Executive Summary
The J. M. Smucker Company reported QQ4 2024 results demonstrating meaningful margin expansion and cash flow generation despite a modest year-over-year decline in revenue. On a reported basis, revenue was $2.2057 billion, down 1.3% YoY and 1.05% QoQ, while gross margin uplift to approximately 41.4% helped drive operating income to $406 million and net income to $245.1 million (EPS diluted $2.30). The quarter marked a sizable profitability turnaround versus QQ4 2023, when operating income was negative, reflecting a 164% YoY improvement in operating profitability and a 141% YoY rise in net income. Free cash flow reached $297.5 million (CFO $428.1 million; capex $130.6 million), underscoring the company’s ability to fund dividends and deleverage over time. Despite a robust cash generation profile, Smucker carries substantial balance sheet leverage with total debt around $8.56 billion and net debt of $8.50 billion, and liquidity remains modest (current ratio 0.523; quick ratio 0.247). The results reinforce a narrative of resilient brand franchises and improved cost management, while highlighting ongoing balance sheet and demand-cycle considerations that investors should monitor. This analysis synthesizes the quarterly figures with any available management commentary to outline the evolution of margins, cash flow, balance sheet health, and strategic positioning within Consumer Defensive staples and the Food Confectioners segment.
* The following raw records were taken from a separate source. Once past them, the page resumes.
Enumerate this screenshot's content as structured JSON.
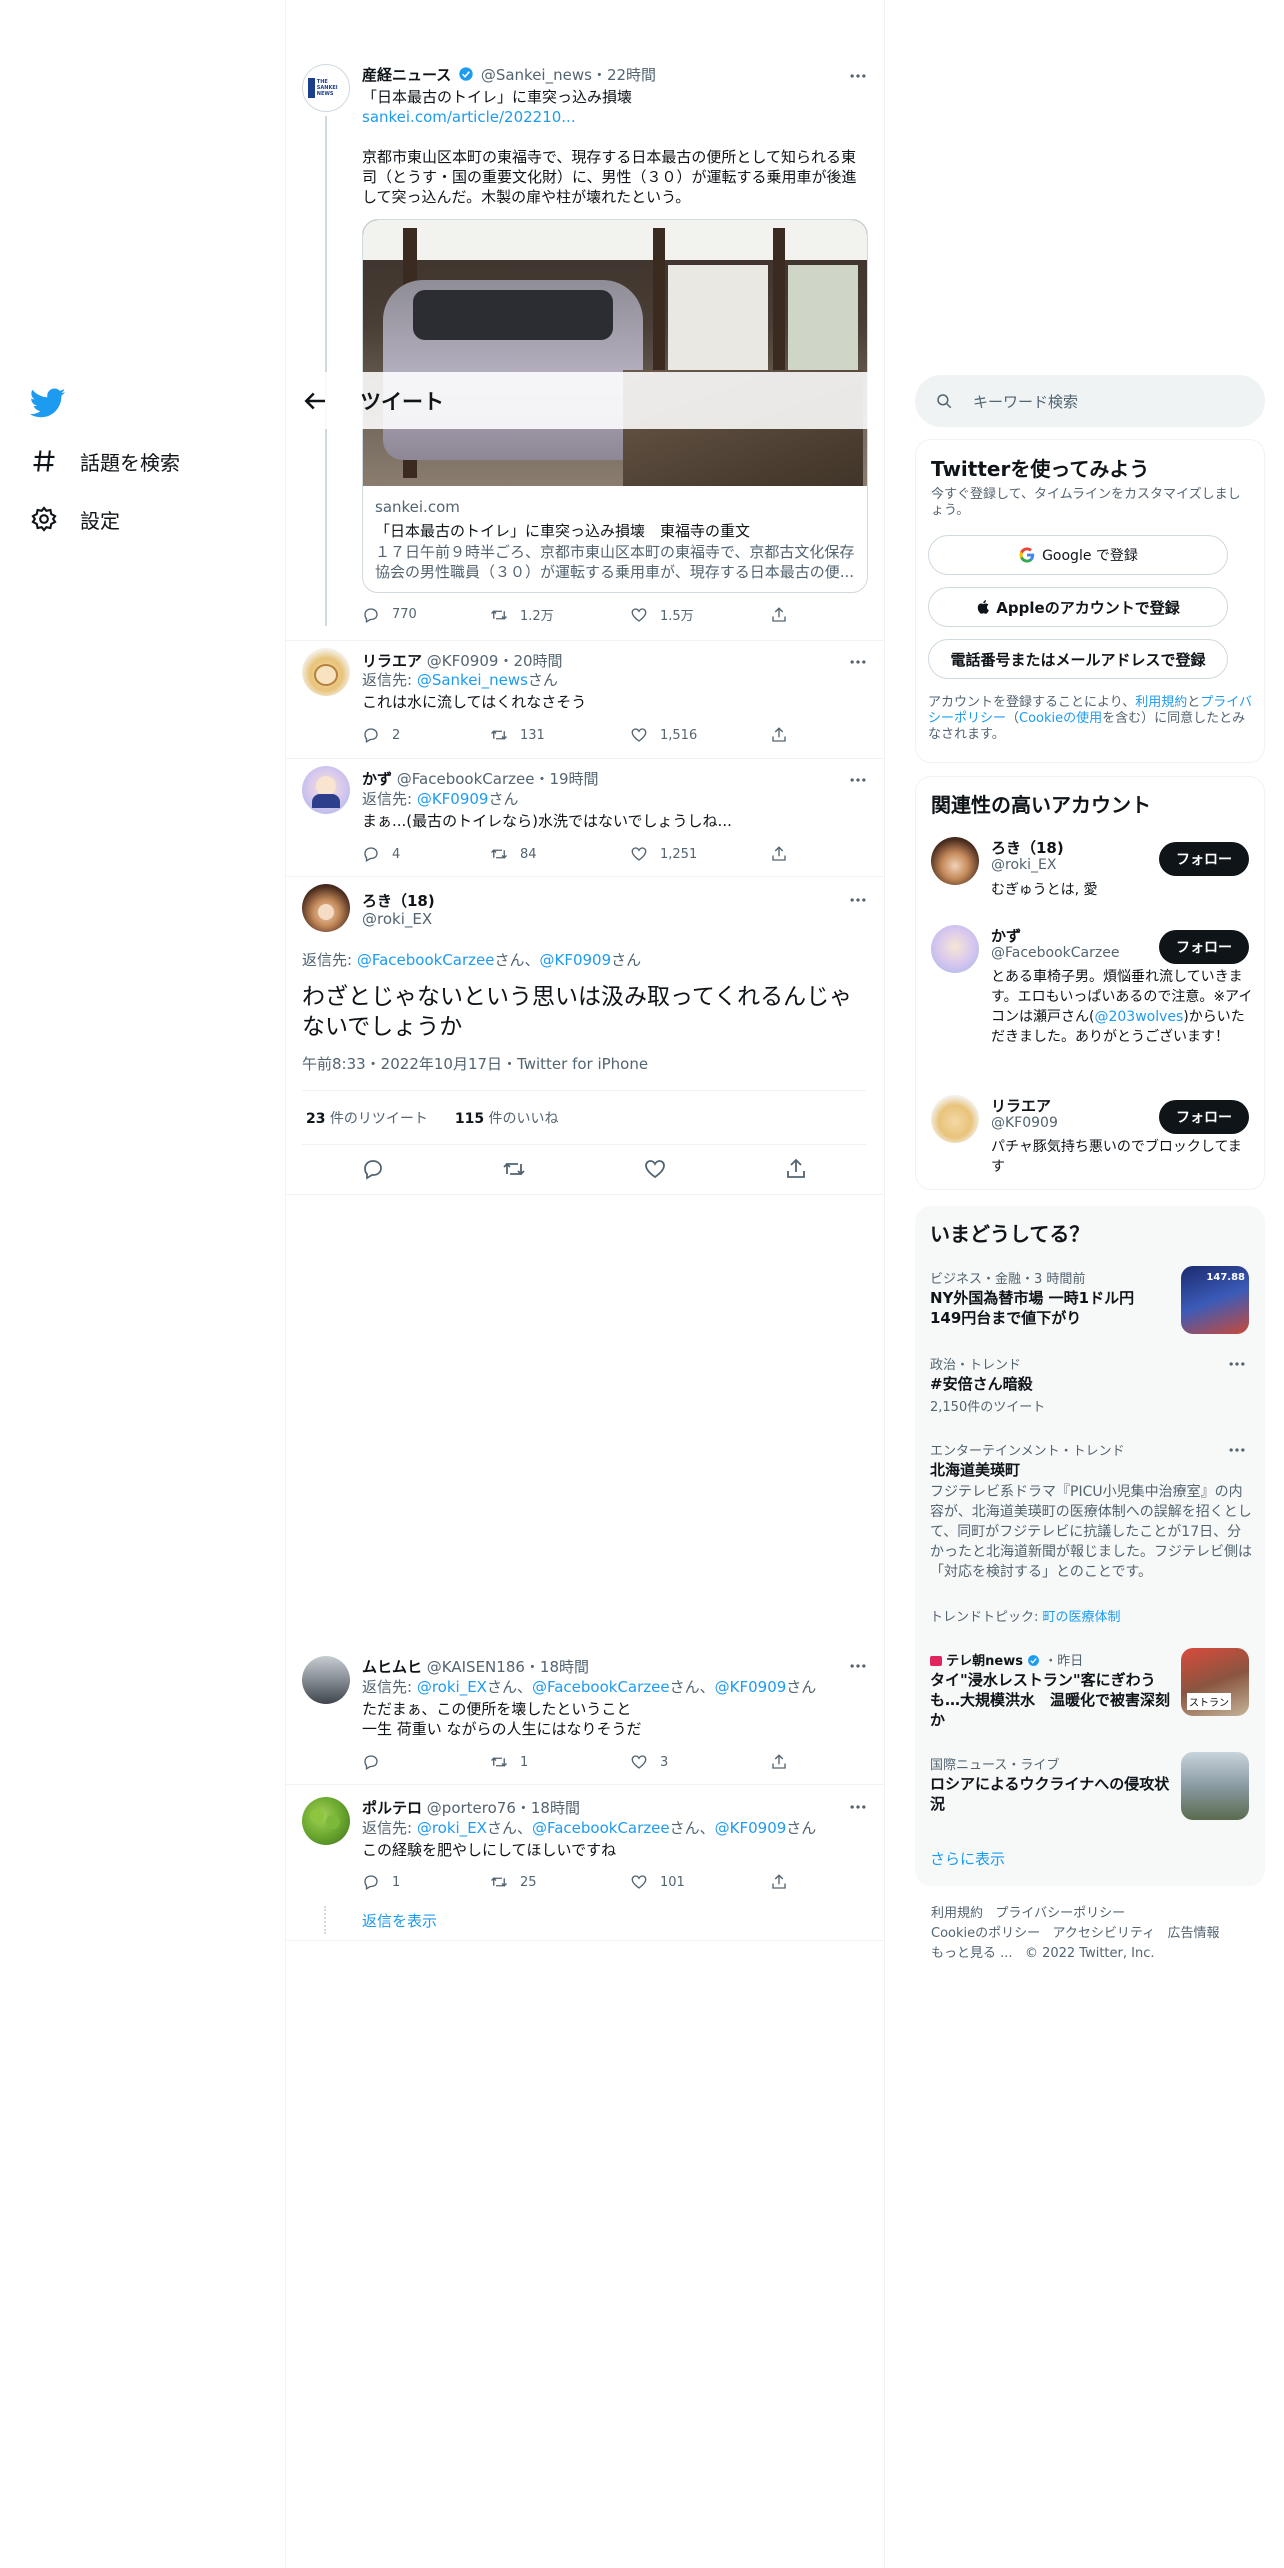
{
  "nav": {
    "items": [
      {
        "label": "話題を検索"
      },
      {
        "label": "設定"
      }
    ]
  },
  "header": {
    "title": "ツイート"
  },
  "main_tweet": {
    "name": "産経ニュース",
    "handle": "@Sankei_news",
    "time": "22時間",
    "text": "「日本最古のトイレ」に車突っ込み損壊",
    "link": "sankei.com/article/202210...",
    "body": "京都市東山区本町の東福寺で、現存する日本最古の便所として知られる東司（とうす・国の重要文化財）に、男性（３０）が運転する乗用車が後進して突っ込んだ。木製の扉や柱が壊れたという。",
    "card_domain": "sankei.com",
    "card_title": "「日本最古のトイレ」に車突っ込み損壊　東福寺の重文",
    "card_desc": "１７日午前９時半ごろ、京都市東山区本町の東福寺で、京都古文化保存協会の男性職員（３０）が運転する乗用車が、現存する日本最古の便...",
    "replies": "770",
    "retweets": "1.2万",
    "likes": "1.5万",
    "avatar_label": "THE SANKEI NEWS"
  },
  "reply1": {
    "name": "リラエア",
    "handle": "@KF0909",
    "time": "20時間",
    "reply_prefix": "返信先: ",
    "reply_to": "@Sankei_news",
    "reply_suffix": "さん",
    "text": "これは水に流してはくれなさそう",
    "replies": "2",
    "retweets": "131",
    "likes": "1,516"
  },
  "reply2": {
    "name": "かず",
    "handle": "@FacebookCarzee",
    "time": "19時間",
    "reply_prefix": "返信先: ",
    "reply_to": "@KF0909",
    "reply_suffix": "さん",
    "text": "まぁ...(最古のトイレなら)水洗ではないでしょうしね...",
    "replies": "4",
    "retweets": "84",
    "likes": "1,251"
  },
  "focus": {
    "name": "ろき（18)",
    "handle": "@roki_EX",
    "reply_prefix": "返信先: ",
    "reply_to1": "@FacebookCarzee",
    "mid": "さん、",
    "reply_to2": "@KF0909",
    "reply_suffix": "さん",
    "text": "わざとじゃないという思いは汲み取ってくれるんじゃないでしょうか",
    "meta": "午前8:33・2022年10月17日・Twitter for iPhone",
    "retweet_count": "23",
    "retweet_label": " 件のリツイート",
    "like_count": "115",
    "like_label": " 件のいいね"
  },
  "reply3": {
    "name": "ムヒムヒ",
    "handle": "@KAISEN186",
    "time": "18時間",
    "reply_prefix": "返信先: ",
    "to1": "@roki_EX",
    "to2": "@FacebookCarzee",
    "to3": "@KF0909",
    "san": "さん、",
    "san_end": "さん",
    "line1": "ただまぁ、この便所を壊したということ",
    "line2": "一生 荷重い ながらの人生にはなりそうだ",
    "retweets": "1",
    "likes": "3"
  },
  "reply4": {
    "name": "ポルテロ",
    "handle": "@portero76",
    "time": "18時間",
    "reply_prefix": "返信先: ",
    "to1": "@roki_EX",
    "to2": "@FacebookCarzee",
    "to3": "@KF0909",
    "san": "さん、",
    "san_end": "さん",
    "text": "この経験を肥やしにしてほしいですね",
    "replies": "1",
    "retweets": "25",
    "likes": "101",
    "show_replies": "返信を表示"
  },
  "search": {
    "placeholder": "キーワード検索"
  },
  "signup": {
    "title": "Twitterを使ってみよう",
    "subtitle": "今すぐ登録して、タイムラインをカスタマイズしましょう。",
    "google": "Google で登録",
    "apple": "Appleのアカウントで登録",
    "phone": "電話番号またはメールアドレスで登録",
    "legal_1": "アカウントを登録することにより、",
    "terms": "利用規約",
    "legal_2": "と",
    "privacy": "プライバシーポリシー",
    "legal_3": "（",
    "cookie": "Cookieの使用",
    "legal_4": "を含む）に同意したとみなされます。"
  },
  "relevant": {
    "title": "関連性の高いアカウント",
    "follow_label": "フォロー",
    "accounts": [
      {
        "name": "ろき（18)",
        "handle": "@roki_EX",
        "bio": "むぎゅうとは, 愛"
      },
      {
        "name": "かず",
        "handle": "@FacebookCarzee",
        "bio_1": "とある車椅子男。煩悩垂れ流していきます。エロもいっぱいあるので注意。※アイコンは瀬戸さん(",
        "bio_link": "@203wolves",
        "bio_2": ")からいただきました。ありがとうございます！"
      },
      {
        "name": "リラエア",
        "handle": "@KF0909",
        "bio": "パチャ豚気持ち悪いのでブロックしてます"
      }
    ]
  },
  "trends": {
    "title": "いまどうしてる？",
    "items": [
      {
        "category": "ビジネス・金融・3 時間前",
        "title": "NY外国為替市場 一時1ドル円149円台まで値下がり",
        "thumb_label": "147.88"
      },
      {
        "category": "政治・トレンド",
        "title": "#安倍さん暗殺",
        "count": "2,150件のツイート"
      },
      {
        "category": "エンターテインメント・トレンド",
        "title": "北海道美瑛町",
        "desc": "フジテレビ系ドラマ『PICU小児集中治療室』の内容が、北海道美瑛町の医療体制への誤解を招くとして、同町がフジテレビに抗議したことが17日、分かったと北海道新聞が報じました。フジテレビ側は「対応を検討する」とのことです。",
        "topic_prefix": "トレンドトピック: ",
        "topic": "町の医療体制"
      },
      {
        "source": "テレ朝news",
        "time": "・昨日",
        "title": "タイ\"浸水レストラン\"客にぎわうも…大規模洪水　温暖化で被害深刻か",
        "thumb_label": "ストラン"
      },
      {
        "category": "国際ニュース・ライブ",
        "title": "ロシアによるウクライナへの侵攻状況"
      }
    ],
    "more": "さらに表示"
  },
  "footer": {
    "links1": [
      "利用規約",
      "プライバシーポリシー"
    ],
    "links2": [
      "Cookieのポリシー",
      "アクセシビリティ",
      "広告情報"
    ],
    "more": "もっと見る ...",
    "copyright": "© 2022 Twitter, Inc."
  },
  "colors": {
    "accent": "#1d9bf0",
    "text": "#0f1419",
    "muted": "#536471",
    "verified": "#1d9bf0"
  }
}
Key Performance Indicators
QoQ: 36.52% | YoY:164.09%
QoQ: 103.57% | YoY:140.80%
QoQ: 102.63% | YoY:140.60%
Key Insights
Revenue: $2.2057B (YoY -1.3%, QoQ -1.05%). Gross Profit: $913.3M; Gross Margin 41.41% (YoY +15.26%, QoQ +10.96%). Operating Income: $406.0M; Operating Margin 18.41% (YoY +164.09%, QoQ +36.52%). Net Income: $245.1M; Net Margin 11.11% (YoY +140.80%, QoQ +103.57%). EPS: $2.31 (Diluted $2.30). EBITDA: $535.4M; EBITDA Margin 24.27%. Free Cash Flow: $297.5M; CFO $428.1M; Capex $130.6M. Balance Sheet: Total assets $20.56B; Total debt $8.56B; Net debt $8.50B; Cash $62.0M. Liquidity: Current ratio 0.523;...
Financial Highlights
Revenue: $2.2057B (YoY -1.3%, QoQ -1.05%). Gross Profit: $913.3M; Gross Margin 41.41% (YoY +15.26%, QoQ +10.96%). Operating Income: $406.0M; Operating Margin 18.41% (YoY +164.09%, QoQ +36.52%). Net Income: $245.1M; Net Margin 11.11% (YoY +140.80%, QoQ +103.57%). EPS: $2.31 (Diluted $2.30). EBITDA: $535.4M; EBITDA Margin 24.27%. Free Cash Flow: $297.5M; CFO $428.1M; Capex $130.6M. Balance Sheet: Total assets $20.56B; Total debt $8.56B; Net debt $8.50B; Cash $62.0M. Liquidity: Current ratio 0.523; Quick ratio 0.247; Cash ratio 0.0165. Leverage and Coverage: Debt/Capitalization 0.527; Debt/Equity 1.112; Interest Coverage 4.17. Dividend yield ~0.92%; P/E ~12.44; Price/Sales 5.53; FCF per share $2.80; Operating Cash Flow per Share $4.03.
Income Statement
Metric |
Value |
YoY Change |
QoQ Change |
Revenue |
2.21B |
-1.30% |
-1.05% |
Gross Profit |
913.30M |
15.26% |
10.96% |
Operating Income |
406.00M |
164.09% |
36.52% |
Net Income |
245.10M |
140.80% |
103.57% |
EPS |
2.31 |
140.60% |
102.63% |
Key Financial Ratios
operatingProfitMargin
18.4%
operatingCashFlowPerShare
$4.03
freeCashFlowPerShare
$2.8
dividendPayoutRatio
45.7%
Management Commentary
Note: The earnings transcript was not provided in the data. As a result, there are no management quotes available to cite in this section. The analysis below infers management commentary through the reported results and available ratios.
Forward Guidance
No explicit forward-looking targets or guidance were provided in the available data. Given the earnings profile, investors should monitor: (1) leverage trajectory and deleveraging progress against the $8.56B gross debt load, (2) cost inflation versus pricing/mix actions that supported the 41.4% gross margin, (3) working capital dynamics given modest liquidity metrics, and (4) from a market perspective, consumer staple demand resilience in the U.S. and international markets, as well as ongoing volatility in input costs (commodities, transportation). Management historically emphasizes sustaining free cash flow to fund dividends and potential capital allocation—any update on capex plans, portfolio optimization, or strategic initiatives in pet foods, coffee, and branded foods would be key drivers of the investment thesis.